Luigi Corvaglia
There are two ways to hit the target. One is to have good aim and hit the innermost circle of the target. The other is to hit randomly and draw the target around the hole we have made. This second system is more effective, but only if no one is watching us shoot.
A group of sociologists who have monopolised the study of "new religious movements" is a good example of the second kind. These authors, gathered around the Centro Studi Nuove Religioni (CESNUR) in Turin, put forward a single and simple thesis in hundreds of mutually recognised articles in a kind of cross-peer review, namely that is, that mind manipulation is a myth. It follows that the "cults" that abuse their followers are nothing more than a "moral panic" created by a phantom anti-cult movement that is "bereft of scientific credibility". In short, people join destructive cults of their own free will and after a rational assessment and stay there.
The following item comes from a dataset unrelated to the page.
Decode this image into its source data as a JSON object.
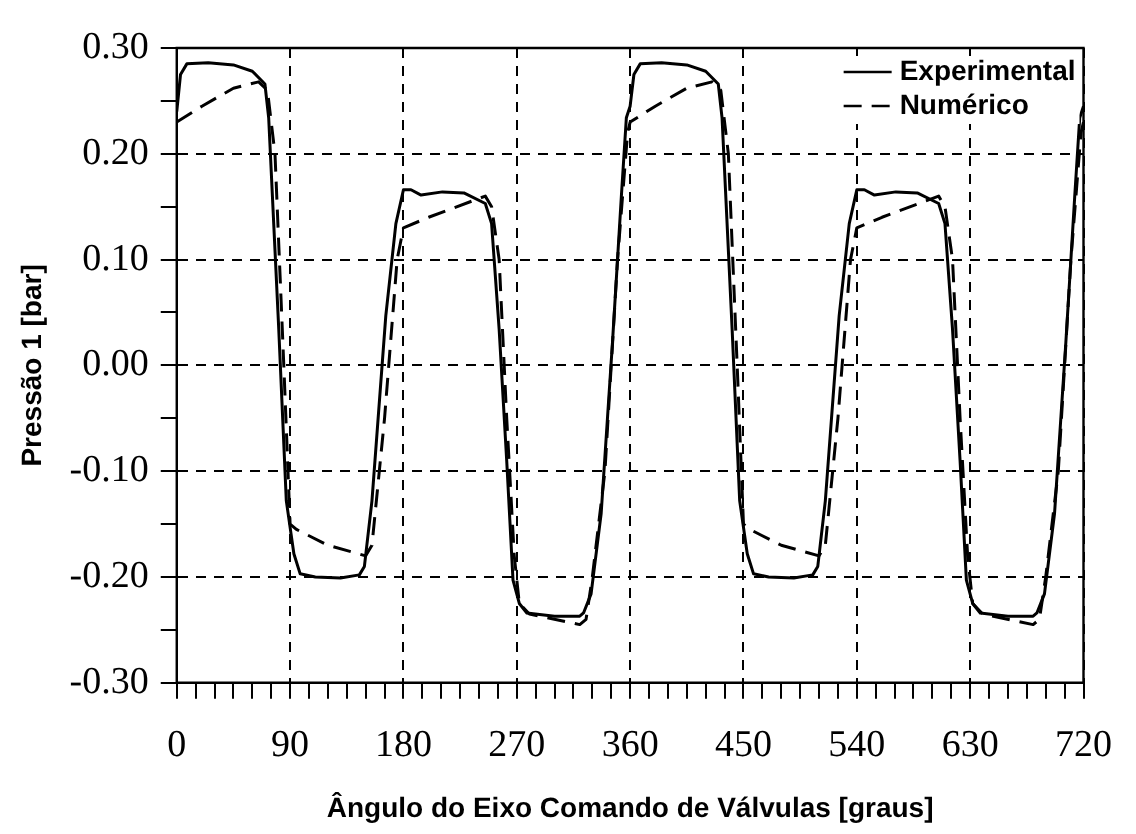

This portrayal is made with complete indifference to the enormous amount of experimental psychology, neuropsychology and social psychology studies on persuasion and social influence. In fact, it has been clear for decades that individual and collective decisions defy rationality and that the human mind is susceptible to suggestion and systematic errors that can be exploited by those who wish to direct them (Tversky & Kahneman, 1979; Cacioppo & Petry, 1984; Damasio, 1984; Zimbardo, 2002; Budzynska & Weger, 2011).
There is someone who received a Nobel Prize for these studies on the manipulability of the mind: Daniel Kahneman. The social influence and power of the perception of oneself as part of a group (self-categorisation) in determining actions is a consolidated legacy of scientific knowledge (Turner, 1987, 1991, Turner & Reynolds, 2012). The existence of persuasion techniques is the basis of marketing and political propaganda strategies (Cialdini, 2017; Sharot, 2018).
Despite this undeniable mass of data on persuasion compiled by the disciplines truly relevant to such studies, the aforementioned sociologists repeat in chorus that "science" has rejected the theory of "brainwashing". What science? Theirs, i.e. studies based on data such as proselytism and retention rates in new religious movements.
All psychological and neurobiological studies do not count. This approach is akin to a group of boys refusing to play football and therefore deciding to fence in a new, smaller pitch, thereby defining the rules of a new game, by deciding who can and cannot play, and finally declaring that those who play traditional football are not really playing football. It's like drawing the target around the hole.